Latvia's defense budget is set to grow by €98m in 2017, to 1.7 percent of GDP. Latvia has committed to raising its defense spending to 2% of GDP in 2018 and 2019, according to its medium-term budget framework.
Funding for education will rise by €11m next year, representatives of the Finance Ministry said, adding that €47.2m would be provided for teachers' wage reform. The Education and Science Ministry is expected to revise its budget to provide €15.7m of that amount.
Financing for social protection, including pensions and social benefits, will grow by €197m next year, while budget expenditure on public order and security will increase by €80m.
Additional €19m have been earmarked in the draft 2017 budget for demographic measures. They include raising the monthly benefit for fourth and each successive child from €34.14 to €50.07.
The minimum monthly wage will go up to €380 from €370 in 2017.

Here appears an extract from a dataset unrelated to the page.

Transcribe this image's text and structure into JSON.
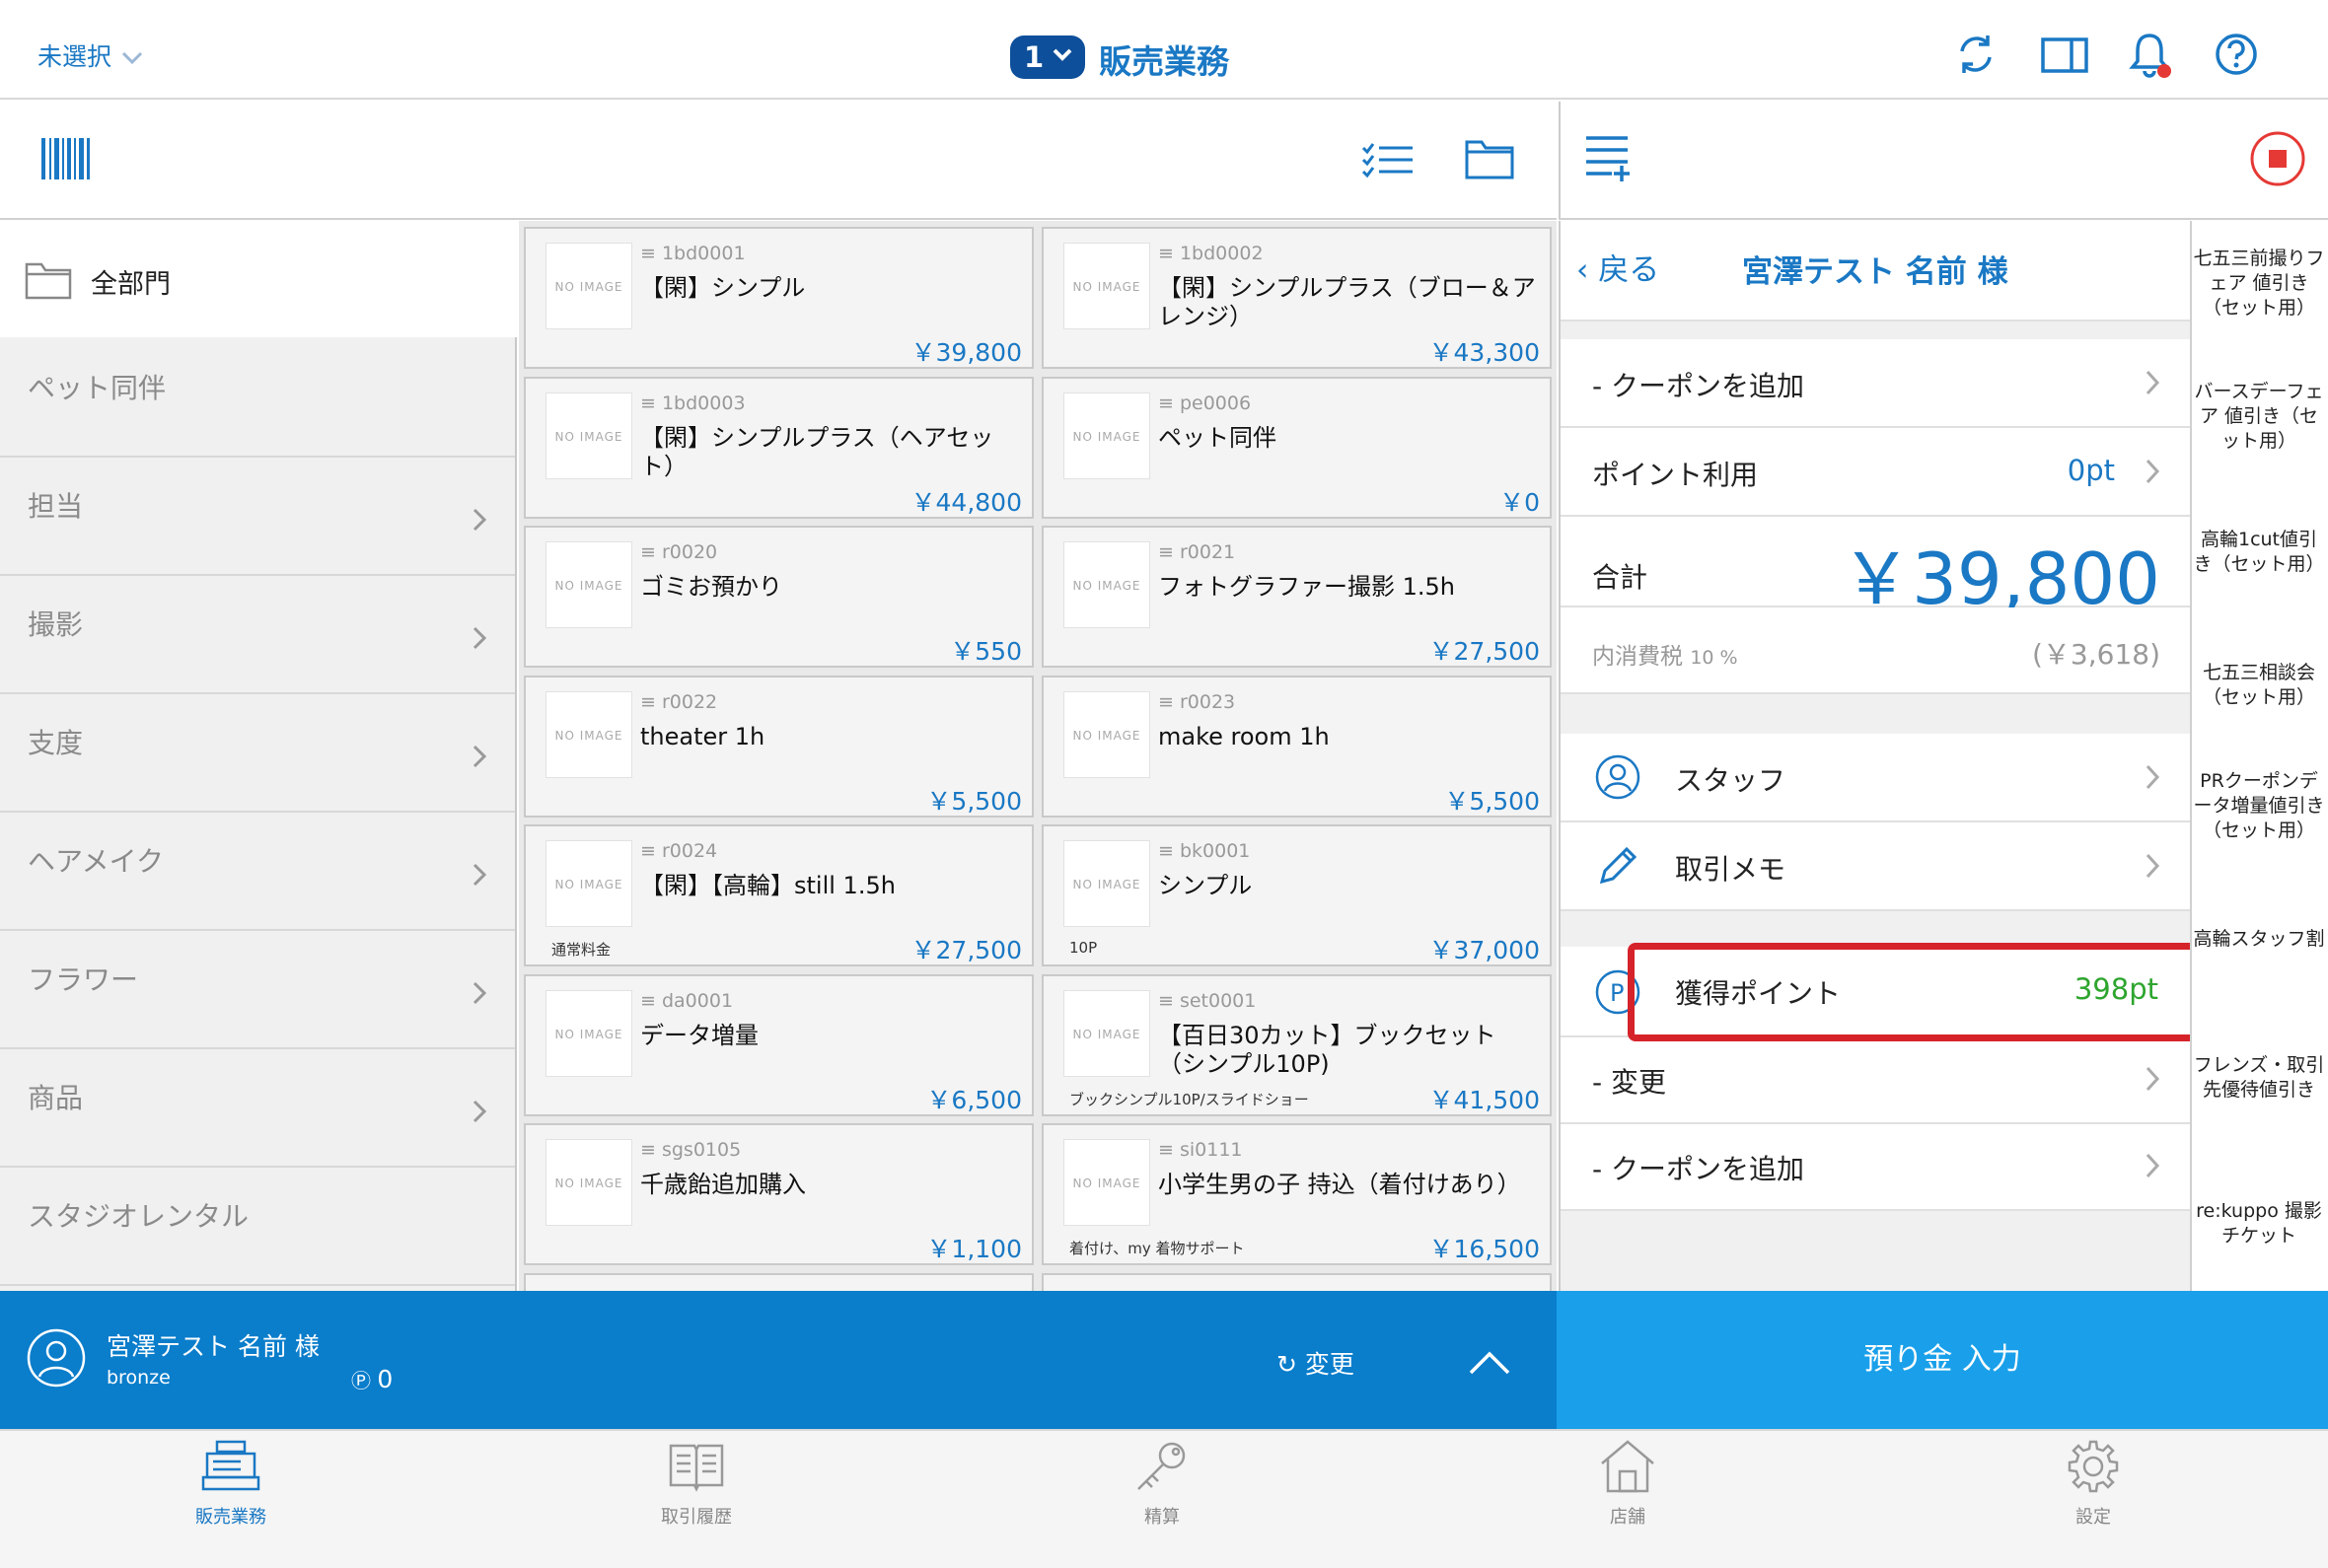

As for next year's budget revenues, €6.344 billion are expected to be collected in taxes, non-tax revenues are projected to reach €513.9 million, foreign financial assistance €1.14 billion and other revenues are projected at €94.2m.
The government intends to generate part of these revenues by clamping down on the shadow economy, with the new measures expected to provide €16m in additional budget revenues.
In accordance with the medium term budget framework, Latvia's budget deficit is planned at 1.1% of GDP in 2017, at 1% of GDP in 2018 and 0.7% of GDP in 2019. Latvia is also planning a fiscal reserve, worth 0.1% of GDP, in 2017.
Latvia's economic growth is planned at 3.5% in 2017 and 3.4% in 2018 and 2019. Employment growth is projected at 0.2% in 2017.